En réponse, l’Administration pénitentiaire d’Irlande du Nord affirme que la nature même des tâches dévolues au SST (recherches, réponses aux incidents) engendrera plus de plaintes; il a été indiqué que chaque plainte fait l’objet d’une enquête et qu’à ce jour, aucune n’a été retenue. Toutefois, le rôle du SST est l’une des questions qui sera examinée par la nouvelle équipe de direction de la prison de Maghaberry. L’Administration pénitentiaire réfute les allégations des détenus relatives aux fouilles corporelles inappropriées mais a rappelé au personnel les procédures à suivre. De plus, il affirme que des mesures sont en cours afin de réduire les incidents violents entre détenus à la prison de Maghaberry, par une surveillance accrue, l’éducation des détenus et en cherchant à réintroduire le personnel dans les salles utilisées par les détenus lorsqu’ils se réunissent.  

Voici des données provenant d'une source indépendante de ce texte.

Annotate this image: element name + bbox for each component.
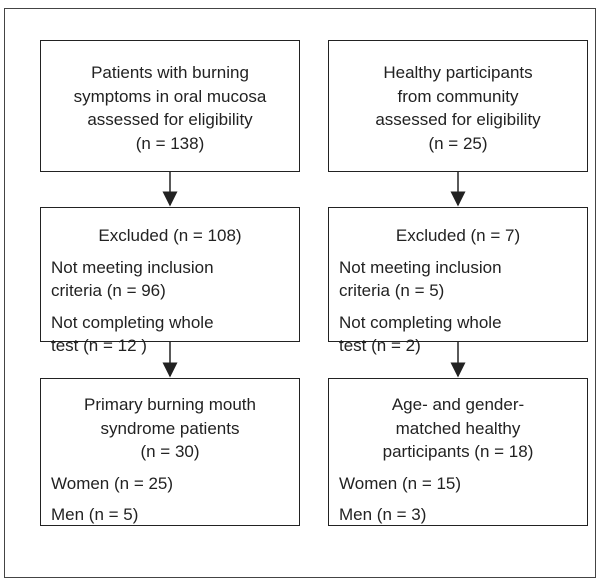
item: Women (n = 25) [51,472,289,496]
text-line: assessed for eligibility [87,110,253,129]
text-line: matched healthy [395,418,521,438]
text-line: Men (n = 5) [51,505,139,524]
text-line: (n = 30) [140,442,200,461]
text-line: assessed for eligibility [375,110,541,129]
text-line: Men (n = 3) [339,505,427,524]
item: Women (n = 15) [339,472,577,496]
text-line: symptoms in oral mucosa [73,86,267,106]
text-line: Patients with burning [91,63,249,82]
text-line: syndrome patients [100,418,240,438]
text-line: Women (n = 25) [51,473,174,493]
item: Men (n = 3) [339,503,577,527]
text-line: Age- and gender- [391,395,525,414]
item: Men (n = 5) [51,503,289,527]
text-line: criteria (n = 96) [51,281,166,300]
text-line: Excluded (n = 7) [395,226,521,245]
text-line: Not meeting inclusion [51,257,214,277]
text-line: Not completing whole [51,312,214,332]
text-line: Women (n = 15) [339,473,462,493]
outer-frame [4,8,596,578]
final-box: Age- and gender-matched healthy participa… [328,378,588,526]
item: Not meeting inclusion criteria (n = 96) [51,256,289,303]
excluded-box: Excluded (n = 108) Not meeting inclusion c… [40,207,300,355]
eligibility-box: Healthy participants from community assess… [328,40,588,172]
text-line: participants (n = 18) [382,442,534,461]
eligibility-box: Patients with burning symptoms in oral mu… [40,40,300,172]
text-line: from community [397,86,519,106]
text-line: Excluded (n = 108) [98,226,242,245]
text-line: Primary burning mouth [84,395,256,414]
text-line: criteria (n = 5) [339,281,445,300]
text-line: Not meeting inclusion [339,257,502,277]
excluded-box: Excluded (n = 7) Not meeting inclusion cri… [328,207,588,355]
text-line: (n = 25) [428,133,488,153]
text-line: (n = 138) [135,133,205,153]
text-line: test (n = 12 ) [51,336,147,355]
text-line: Not completing whole [339,312,502,332]
item: Not completing whole test (n = 12 ) [51,311,289,358]
item: Not completing whole test (n = 2) [339,311,577,358]
final-box: Primary burning mouth syndrome patients (n… [40,378,300,526]
text-line: Healthy participants [383,63,533,82]
item: Not meeting inclusion criteria (n = 5) [339,256,577,303]
text-line: test (n = 2) [339,336,421,355]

Les autorités ont également donné des informations sur les mesures en cours pour renforcer l’offre de soins de santé et répondre aux préoccupations soulevées dans le rapport concernant les garanties en place liées à la discipline et à l’isolement. En réponse aux recommandations du CPT concernant le système de plaintes offrant des garanties appropriées d’indépendance, d’impartialité et de rigueur, les autorités ont donné des détails sur une nouvelle procédure interne de plaintes.